In [11]:
import os
from dotenv import load_dotenv
from langchain.vectorstores import FAISS
from langchain.embeddings import OllamaEmbeddings
from langchain.document_loaders import TextLoader
from langchain.text_splitter import RecursiveCharacterTextSplitter
import shutil

In [12]:
# 📌 2. Load environment variables
load_dotenv()

# 📌 3. Define paths
DATA_FILE = "../data/sample_docs.txt"
VECTOR_STORE_DIR = "../data/faiss_store"

In [13]:
# 📌 4. Load and split documents
print("🔄 Loading and splitting documents...")
loader = TextLoader(DATA_FILE)
documents = loader.load()

🔄 Loading and splitting documents...


In [14]:
text_splitter = RecursiveCharacterTextSplitter(
    chunk_size=500,
    chunk_overlap=50
)
texts = text_splitter.split_documents(documents)

In [15]:
print(f"✅ {len(texts)} chunks created.")

✅ 2 chunks created.


In [16]:
# 📌 5. Initialize Ollama embeddings
print("🔍 Initializing Ollama embeddings...")
embedding_model = OllamaEmbeddings(model="nomic-embed-text")

🔍 Initializing Ollama embeddings...


In [17]:
# 📌 6. Create or update FAISS vector store
if os.path.exists(VECTOR_STORE_DIR):
    shutil.rmtree(VECTOR_STORE_DIR)

In [18]:
print("💾 Building vector store...")
db = FAISS.from_documents(texts, embedding_model)
db.save_local(VECTOR_STORE_DIR)

💾 Building vector store...


In [19]:
print("✅ Vector store created and saved at:", VECTOR_STORE_DIR)

# 📌 7. Test a simple similarity search
query = "What is Retrieval-Augmented Generation?"
retrieved_docs = db.similarity_search(query, k=2)

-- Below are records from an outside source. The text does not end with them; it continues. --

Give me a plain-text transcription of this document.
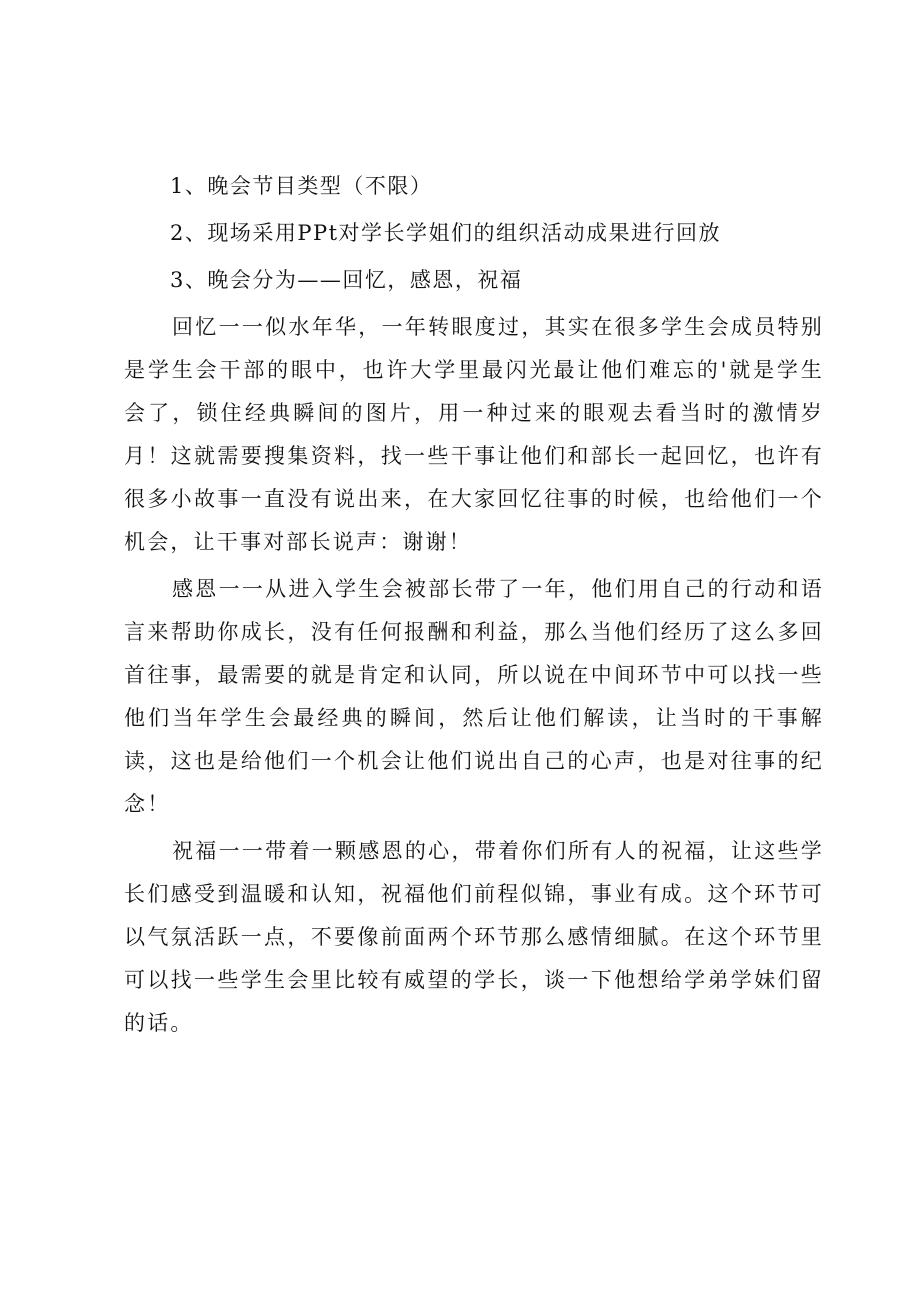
1、晚会节目类型（不限）

2、现场采用PPt对学长学姐们的组织活动成果进行回放

3、晚会分为——回忆，感恩，祝福

回忆一一似水年华，一年转眼度过，其实在很多学生会成员特别是学生会干部的眼中，也许大学里最闪光最让他们难忘的'就是学生会了，锁住经典瞬间的图片，用一种过来的眼观去看当时的激情岁月！这就需要搜集资料，找一些干事让他们和部长一起回忆，也许有很多小故事一直没有说出来，在大家回忆往事的时候，也给他们一个机会，让干事对部长说声：谢谢！

感恩一一从进入学生会被部长带了一年，他们用自己的行动和语言来帮助你成长，没有任何报酬和利益，那么当他们经历了这么多回首往事，最需要的就是肯定和认同，所以说在中间环节中可以找一些他们当年学生会最经典的瞬间，然后让他们解读，让当时的干事解读，这也是给他们一个机会让他们说出自己的心声，也是对往事的纪念！

祝福一一带着一颗感恩的心，带着你们所有人的祝福，让这些学长们感受到温暖和认知，祝福他们前程似锦，事业有成。这个环节可以气氛活跃一点，不要像前面两个环节那么感情细腻。在这个环节里可以找一些学生会里比较有威望的学长，谈一下他想给学弟学妹们留的话。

print("\n📚 Retrieved documents for test query:")
for i, doc in enumerate(retrieved_docs):
    print(f"\n--- Document {i+1} ---\n{doc.page_content}")

✅ Vector store created and saved at: ../data/faiss_store

📚 Retrieved documents for test query:

--- Document 1 ---
Natural language processing (NLP) allows AI systems to extract valuable insights from unstructured medical records and research papers.
Wearable devices integrated with AI monitor patient vitals in real-time, alerting healthcare providers to potential issues before they escalate.

--- Document 2 ---
AI is revolutionizing healthcare by enabling faster and more accurate diagnostics through advanced image recognition algorithms.
Machine learning models can analyze patient data to predict disease progression, helping doctors create personalized treatment plans.
Hospitals are using AI-powered tools to optimize resource allocation, reducing wait times and improving patient care efficiency.